Hey man, nice squats and deadlift.
What I like about your squat is you stay nice and upright, and your knees come forward very well, as well, you have a good bar position, either high bar or moderate bar.
I’d say the squat depth is passable, but it depends where you’re competing, if you’re going IPF you may have to take it down another 2 inches, as you have to go past parallel convincingly.
Other than that, I would simply lock out each rep and squeeze your ass cheeks, I bet you normally do, but looking at your deadlift, your glutes look inactive, and they’re a very imporant muscle for the 2nd half of standing up.
As for your deadlift:
you have a great starting position, and you’re built well to deadlift. It’s going to be a strong lift for you.
However, you won’t get credit for any of those deadlifts, as you need to get your hips through all the way, do this by squeezing your ass, and you need to pull your shoulders back.

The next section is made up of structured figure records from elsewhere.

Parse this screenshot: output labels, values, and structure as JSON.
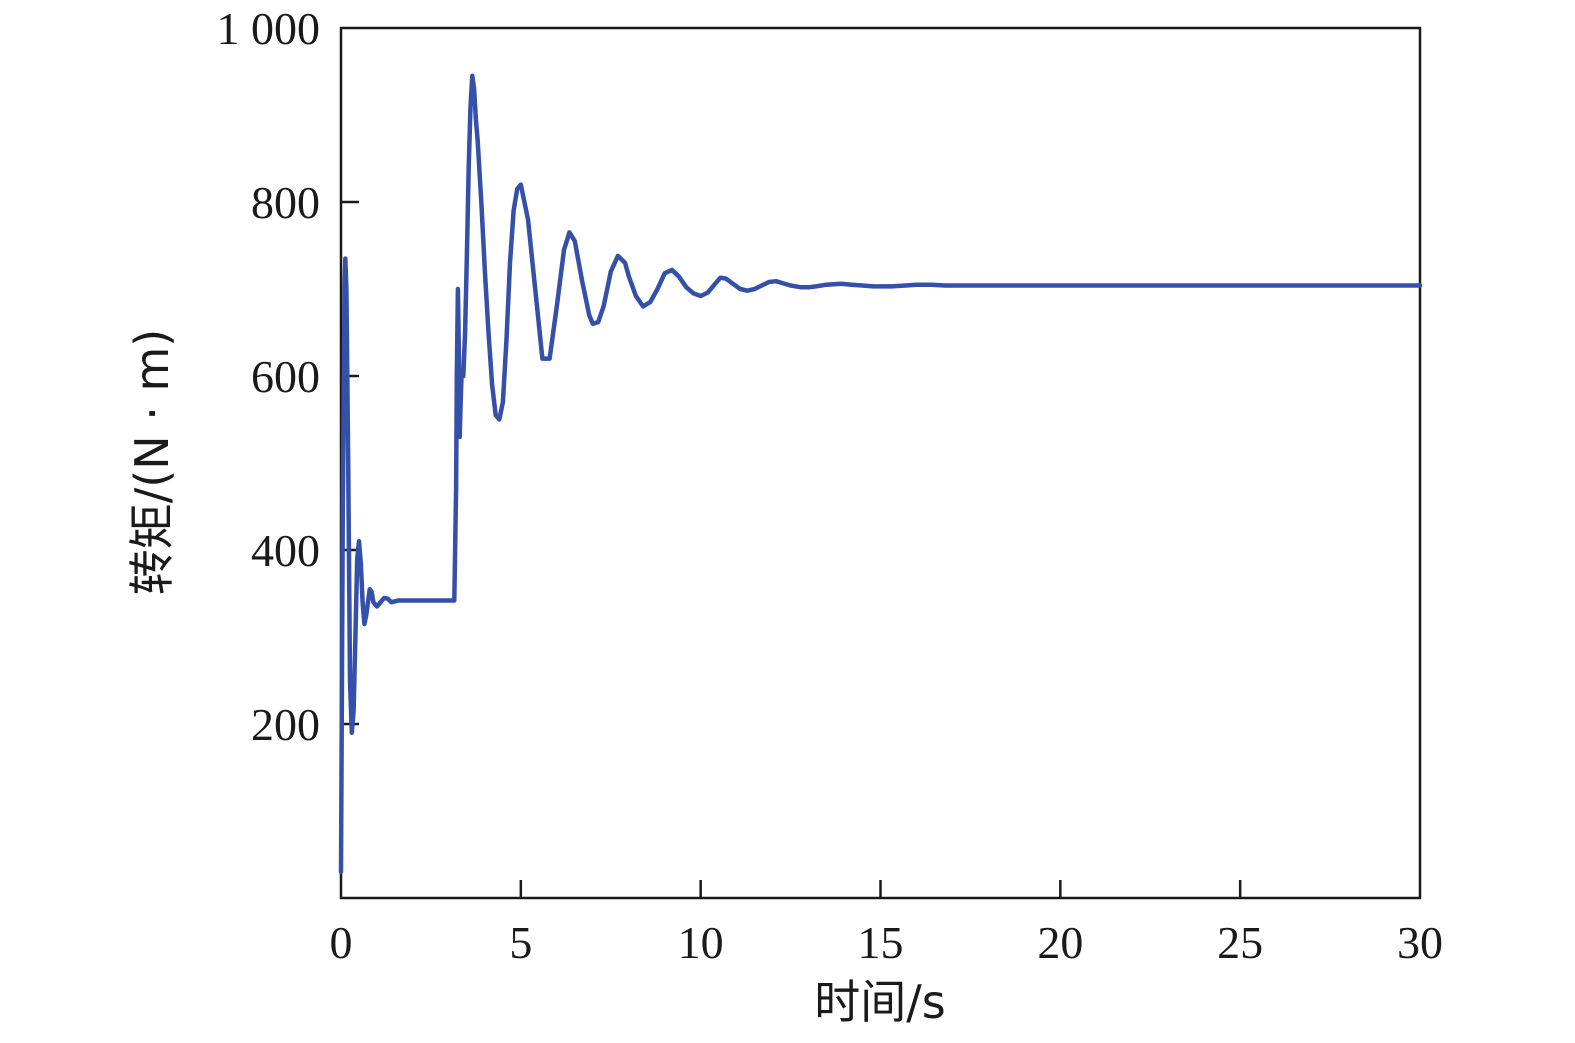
{
  "chart_data": {
    "type": "line",
    "title": "",
    "xlabel": "时间/s",
    "ylabel": "转矩/(N · m)",
    "xlim": [
      0,
      30
    ],
    "ylim": [
      0,
      1000
    ],
    "x_ticks": [
      0,
      5,
      10,
      15,
      20,
      25,
      30
    ],
    "x_tick_labels": [
      "0",
      "5",
      "10",
      "15",
      "20",
      "25",
      "30"
    ],
    "y_ticks": [
      200,
      400,
      600,
      800,
      1000
    ],
    "y_tick_labels": [
      "200",
      "400",
      "600",
      "800",
      "1 000"
    ],
    "grid": false,
    "legend": "none",
    "colors": {
      "series": "#3550a8",
      "axis": "#1a1a1a"
    },
    "series": [
      {
        "x": [
          0.0,
          0.05,
          0.1,
          0.12,
          0.15,
          0.2,
          0.25,
          0.3,
          0.35,
          0.4,
          0.45,
          0.5,
          0.55,
          0.6,
          0.65,
          0.7,
          0.75,
          0.8,
          0.85,
          0.9,
          1.0,
          1.1,
          1.2,
          1.3,
          1.4,
          1.5,
          1.6,
          1.7,
          1.8,
          1.9,
          2.0,
          2.1,
          2.2,
          2.3,
          2.4,
          2.5,
          2.6,
          2.7,
          2.8,
          2.9,
          3.0,
          3.1,
          3.15,
          3.2,
          3.22,
          3.25,
          3.28,
          3.3,
          3.32,
          3.35,
          3.4,
          3.45,
          3.5,
          3.55,
          3.6,
          3.65,
          3.7,
          3.75,
          3.8,
          3.9,
          4.0,
          4.1,
          4.2,
          4.3,
          4.4,
          4.5,
          4.6,
          4.7,
          4.8,
          4.9,
          5.0,
          5.2,
          5.4,
          5.5,
          5.6,
          5.8,
          6.0,
          6.2,
          6.35,
          6.5,
          6.7,
          6.9,
          7.0,
          7.15,
          7.3,
          7.5,
          7.7,
          7.9,
          8.0,
          8.2,
          8.4,
          8.6,
          8.8,
          9.0,
          9.2,
          9.4,
          9.6,
          9.8,
          10.0,
          10.2,
          10.4,
          10.55,
          10.7,
          10.9,
          11.1,
          11.3,
          11.5,
          11.7,
          11.9,
          12.1,
          12.25,
          12.5,
          12.8,
          13.0,
          13.2,
          13.5,
          13.9,
          14.2,
          14.5,
          14.8,
          15.0,
          15.3,
          15.7,
          16.0,
          16.4,
          16.8,
          17.2,
          17.6,
          18.0,
          18.5,
          19.0,
          20.0,
          22.0,
          24.0,
          26.0,
          28.0,
          30.0
        ],
        "y": [
          30,
          450,
          700,
          735,
          700,
          500,
          250,
          190,
          215,
          300,
          390,
          410,
          385,
          340,
          315,
          325,
          340,
          355,
          352,
          340,
          335,
          340,
          345,
          344,
          340,
          341,
          342,
          342,
          342,
          342,
          342,
          342,
          342,
          342,
          342,
          342,
          342,
          342,
          342,
          342,
          342,
          342,
          342,
          470,
          600,
          700,
          620,
          530,
          560,
          600,
          600,
          650,
          740,
          840,
          910,
          945,
          930,
          895,
          870,
          800,
          720,
          650,
          590,
          555,
          550,
          570,
          640,
          730,
          790,
          815,
          820,
          780,
          700,
          660,
          620,
          620,
          680,
          745,
          765,
          755,
          710,
          670,
          660,
          662,
          680,
          720,
          738,
          730,
          715,
          692,
          680,
          685,
          700,
          718,
          722,
          714,
          702,
          695,
          692,
          696,
          706,
          713,
          712,
          706,
          700,
          698,
          700,
          704,
          708,
          709,
          707,
          704,
          702,
          702,
          703,
          705,
          706,
          705,
          704,
          703,
          703,
          703,
          704,
          705,
          705,
          704,
          704,
          704,
          704,
          704,
          704,
          704,
          704,
          704,
          704,
          704,
          704
        ]
      }
    ]
  }
}
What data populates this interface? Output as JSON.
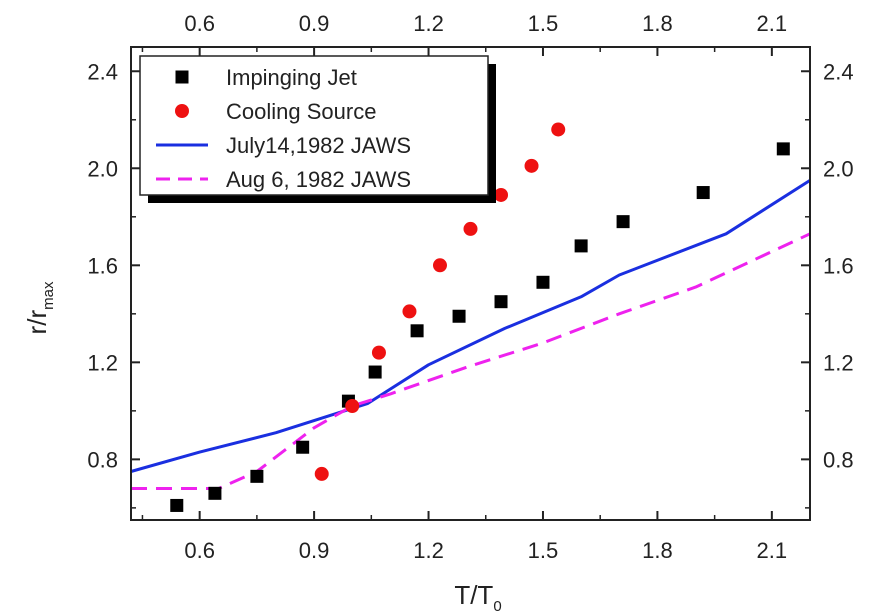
{
  "chart_data": {
    "type": "scatter",
    "title": "",
    "xlabel": {
      "main": "T/T",
      "sub": "0"
    },
    "ylabel": {
      "main": "r/r",
      "sub": "max"
    },
    "xlim": [
      0.42,
      2.2
    ],
    "ylim": [
      0.55,
      2.5
    ],
    "xticks": [
      0.6,
      0.9,
      1.2,
      1.5,
      1.8,
      2.1
    ],
    "xtick_labels": [
      "0.6",
      "0.9",
      "1.2",
      "1.5",
      "1.8",
      "2.1"
    ],
    "yticks": [
      0.8,
      1.2,
      1.6,
      2.0,
      2.4
    ],
    "ytick_labels": [
      "0.8",
      "1.2",
      "1.6",
      "2.0",
      "2.4"
    ],
    "secondary_axes": "top and right mirror bottom and left",
    "grid": false,
    "legend_position": "top-left",
    "series": [
      {
        "name": "Impinging Jet",
        "kind": "scatter",
        "marker": "square",
        "color": "#000000",
        "points": [
          [
            0.54,
            0.61
          ],
          [
            0.64,
            0.66
          ],
          [
            0.75,
            0.73
          ],
          [
            0.87,
            0.85
          ],
          [
            0.99,
            1.04
          ],
          [
            1.06,
            1.16
          ],
          [
            1.17,
            1.33
          ],
          [
            1.28,
            1.39
          ],
          [
            1.39,
            1.45
          ],
          [
            1.5,
            1.53
          ],
          [
            1.6,
            1.68
          ],
          [
            1.71,
            1.78
          ],
          [
            1.92,
            1.9
          ],
          [
            2.13,
            2.08
          ]
        ]
      },
      {
        "name": "Cooling Source",
        "kind": "scatter",
        "marker": "circle",
        "color": "#ee1111",
        "points": [
          [
            0.92,
            0.74
          ],
          [
            1.0,
            1.02
          ],
          [
            1.07,
            1.24
          ],
          [
            1.15,
            1.41
          ],
          [
            1.23,
            1.6
          ],
          [
            1.31,
            1.75
          ],
          [
            1.39,
            1.89
          ],
          [
            1.47,
            2.01
          ],
          [
            1.54,
            2.16
          ]
        ]
      },
      {
        "name": "July14,1982 JAWS",
        "kind": "line",
        "style": "solid",
        "color": "#1a2fe0",
        "points": [
          [
            0.42,
            0.75
          ],
          [
            0.6,
            0.83
          ],
          [
            0.8,
            0.91
          ],
          [
            1.04,
            1.03
          ],
          [
            1.2,
            1.19
          ],
          [
            1.4,
            1.34
          ],
          [
            1.6,
            1.47
          ],
          [
            1.7,
            1.56
          ],
          [
            1.98,
            1.73
          ],
          [
            2.2,
            1.95
          ]
        ]
      },
      {
        "name": "Aug 6, 1982 JAWS",
        "kind": "line",
        "style": "dashed",
        "color": "#ee22ee",
        "points": [
          [
            0.42,
            0.68
          ],
          [
            0.65,
            0.68
          ],
          [
            0.75,
            0.75
          ],
          [
            0.9,
            0.93
          ],
          [
            1.0,
            1.02
          ],
          [
            1.1,
            1.07
          ],
          [
            1.3,
            1.18
          ],
          [
            1.5,
            1.28
          ],
          [
            1.7,
            1.4
          ],
          [
            1.9,
            1.51
          ],
          [
            2.2,
            1.73
          ]
        ]
      }
    ]
  }
}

I’d start this warm up right away, as it looks like you have some very tight hips:
Also, I’d find some chuck taylors or deadlift slippers to pull in, those shoes are really not the best, but great on you for hitting good numbers in them, as they have some heel, that just makes it harder, find some flat shoes, or indoor soccer shoes, and you’ll notice your pull goes much easier.
Let me know if you have any questions, and afer the meet, I would highly suggest you invest in some weightlifting shoes.
Right now, just take your squats down a few inches if you have to, and do the warm up, lock your pulls by squeezing your ass cheecks, and pull your shoulders way back… and get flat shoes for the deadlift. I wouldn’t change much else this close to a meet, but get some good videos of your max attempts, and I’d love to have a look at them to see where you can improve yourself.